10 January 2013

I've been reading Excellence in Preaching: Studying the Craft of Leading Preachers by Simon Vibert, and was just copy-pasting my Kindle highlights today to try and organize them for some takeaways. While doing so, I was struck by a quote in the book's closing section on the interplay of Word, Spirit, and the person of the preacher. I googled part of the text quoted, and was even more struck. I don' t think we say "unction" that much anymore; we probably say "anointing," but still. Check this out:

UNCTION is that indefinable, indescribable something which an old, renowned Scotch preacher describes thus: "There is sometimes somewhat in preaching that cannot be ascribed either to matter or expression, and cannot be described what it is, or from whence it cometh, but with a sweet violence it pierceth into the heart and affections and comes immediately from the Word; but if there be any way to obtain such a thing, it is by the heavenly disposition of the speaker."

We call it unction. It is this unction which makes the word of God "quick and powerful, and sharper than any two-edged sword, piercing even to the dividing asunder of soul and spirit, and of the joints and marrow, and a discerner of the thoughts and intents of the heart." It is this unction which gives the words of the preacher such point, sharpness, and power, and which creates such friction and stir in many a dead congregation....
This divine unction is the feature which separates and distinguishes true gospel preaching from all other methods of presenting the truth, and which creates a wide spiritual chasm between the preacher who has it and the one who has it not. It backs and impregnates revealed truth with all the energy of God. Unction is simply putting God in his own word and on his own preachers. 

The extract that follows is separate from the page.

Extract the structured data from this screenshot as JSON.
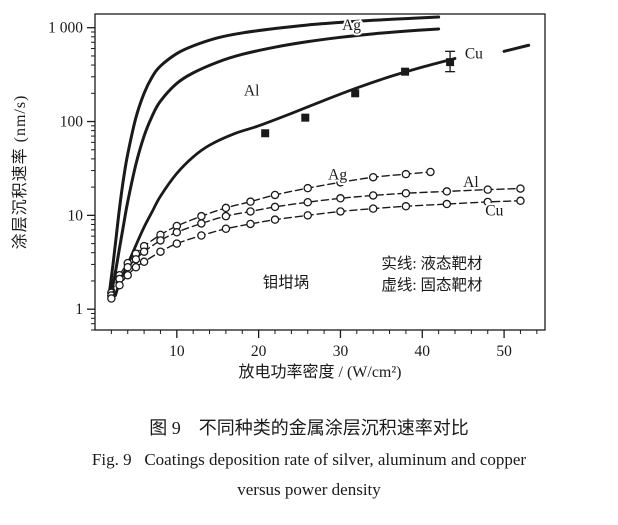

Did you hear that? Putting God in his own word and on his own preachers. The phrase is a bit clunky, as if we could take God and insert him somewhere, but it does make me wonder whether what it is getting at is even on the radar for most of us who preach today. (I am thinking here of those who preach sermons in worship services, not of people who work in a context where nearly the entire gathering consists of an interesting, often practical, extemporaneous talk -- a noble and useful Christian enterprise with some highly gifted practitioners, but I'm not sure it's the same genre as what I think of as preaching.)

Anyway, in my most cynical moments, I've commented that a lot of preaching I hear seems to be seeking to answer the question "How can I fill 12 minutes?" Better preaching: "How can I convey some aspect of this text faithfully in dialogue with this congregation's world?" Even better, "What would God have me say from this text to these people?" But the question presumed here seems to be more like "How do I let God get involved as I speak?"
...This unction comes to the preacher not in the study but in the closet. It is heaven's distillation in answer to prayer. It is the sweetest exhalation of the Holy Spirit. It impregnates, suffuses, softens, percolates, cuts, and soothes. It carries the Word like dynamite, like salt, like sugar; makes the Word a soother, an arranger, a revealer, a searcher; makes the hearer a culprit or a saint, makes him weep like a child and live like a giant; opens his heart and his purse as gently, yet as strongly as the spring opens the leaves. This unction is not the gift of genius. It is not found in the halls of learning. No eloquence can woo it. No industry can win it. No prelatical hands can confer it. It is the gift of God -- the signet set to his own messengers....
I once heard a brief sermon preached by a retired clergyperson filling in at a small congregation whose priest was away -- this is not a joke -- whose entire message was that clergy who took significant time to prepare sermons, and in particular clergy who actually wrote them out, did so purely because their arrogant self-absorption made them oblivious to the fact that congregations were not interested in the Bible or theology and that, therefore, they were just wasting people's time and stroking their own egos. I believe there was then a closing bit about how we all had equally valuable insights into spirituality, or something like that, and that everyone should feel free to say whatever we thought.

I would like to think that extremely low view of the role of the pulpit is not a widely held opinion, but when I hear remarks in that ballpark -- which is not common, but not rare either -- my reaction is always that the person saying them has probably never heard a really good sermon, never had the experience being described above. Heck, I've organized vacation dates around getting to hear preachers whom I knew had good odds of delivering the experience described above. Why don't more of us care, really care, about this?